Day Two in Egypt
The wall mosaics of Saint Mark’s Coptic Orthodox Cathedral in Alexandria portray how Mark had success preaching the gospel among the Jewish community in Alexandria, and the first Jewish believer was a shoemaker. But Mark was later martyred by Roman pagans who dragged his body through the cobblestone streets on Easter Sunday 68 AD, and some of his relics are on display in the crypt. Sadly, on Palm Sunday (April 9, 2017) twin suicide bombings took place here and at St. George’s in nearby Tanta, Egypt—with a total of 45 killed and 126 injured. ISIS claimed responsibility. There is now a strong military presence outside most churches throughout Egypt.
Similarly, there is tight security at the historic synagogues of Egypt (historic because Jews were expelled in the 1950s and their property was sequestered). Only about 50 Jews remain in all of Egypt today, and nearly all are women over 55 years of age.
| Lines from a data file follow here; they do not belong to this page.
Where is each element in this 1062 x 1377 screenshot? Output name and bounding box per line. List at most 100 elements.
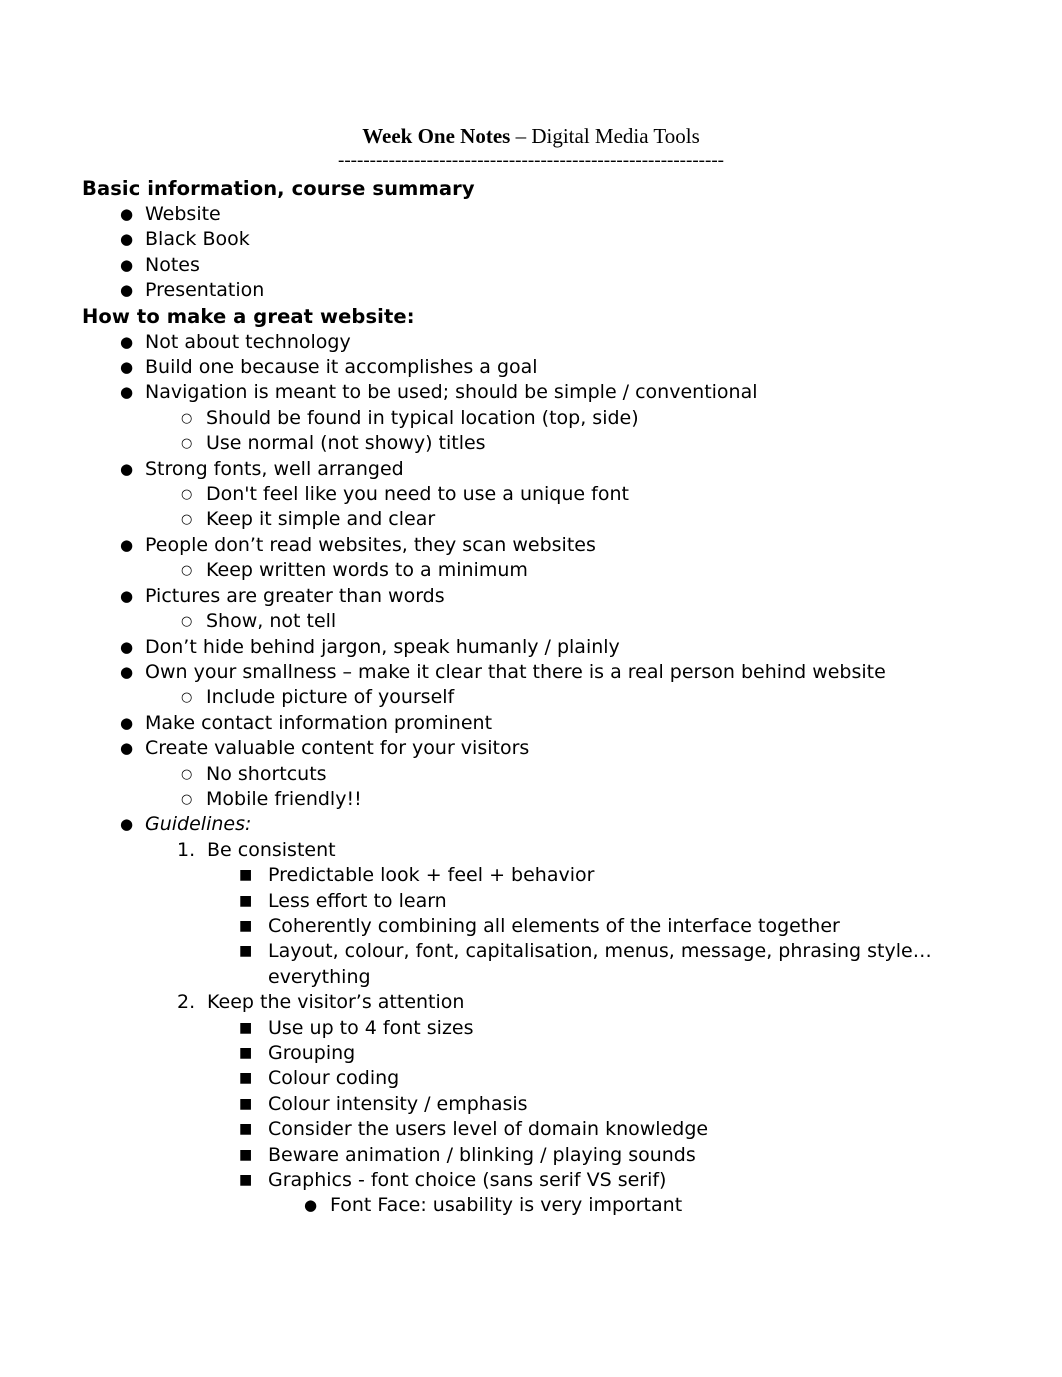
list-bullet-icon: ● bbox=[120, 255, 134, 274]
list-item-label: Keep it simple and clear bbox=[206, 508, 436, 531]
list-item: ■ Colour coding bbox=[82, 1066, 982, 1091]
list-bullet-icon: ■ bbox=[239, 1172, 253, 1189]
list-bullet-icon: ○ bbox=[181, 436, 193, 452]
list-item: 2. Keep the visitor’s attention bbox=[82, 990, 982, 1015]
list-item: ● Presentation bbox=[82, 278, 982, 303]
list-item-label: Own your smallness – make it clear that … bbox=[145, 660, 886, 683]
list-item-label: Predictable look + feel + behavior bbox=[268, 864, 595, 887]
list-item-label: Keep written words to a minimum bbox=[206, 559, 528, 582]
list-bullet-icon: ● bbox=[120, 815, 134, 834]
list-bullet-icon: ○ bbox=[181, 791, 193, 807]
list-bullet-icon: ● bbox=[120, 332, 134, 351]
list-item: ● Not about technology bbox=[82, 330, 982, 355]
list-item-label: Colour coding bbox=[268, 1067, 400, 1090]
list-bullet-icon: ○ bbox=[181, 690, 193, 706]
list-item: ■ Use up to 4 font sizes bbox=[82, 1016, 982, 1041]
section-header: Basic information, course summary bbox=[82, 177, 475, 200]
list-item-label: Less effort to learn bbox=[268, 889, 447, 912]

Nevertheless, there are some special holiday services held in Alexandria’s Eliyahu Hanavi Synagogue for various Jewish communities throughout North Africa. It was also in Alexandria that the famous translation of the Hebrew Bible known as the Septuagint or LXX was translated into Greek by seventy Jewish scholars during the third and second centuries B.C. All of this made for an especially nostalgic experience to stand at the bema of Alexandria’s synagogue and recite the Shema.
Later in the day, I visited the modern Bibliotheca Alexandrina which opened in 2002. Alexandria was a center for culture and erudition in the Mediterranean world. And this new library is the recreation of the famed Ancient Library of Alexandria founded by Ptolemy I Soter in the 300s BC. Its interior is modeled after the historic Daughter Library which had niches for storing papyrus scrolls. The exterior resembles a tilted hieroglyphic sun disk with the rising side dressed in Aswan granite that is inscribed with words from 120 different scripts representing the ascent of cultural illumination like the rising of the sun. I burst out with laughter when I finally found the Hebrew inscription—it looked like they chose the word for toothpaste! But maybe it’s some obscure word in Aramaic . . . I’m still researching this one. For those who want to offer a guess, the consonants from right to left are ayin, fey, tzadi, shin, hey. For a bibliophile, all of this was quite fascinating!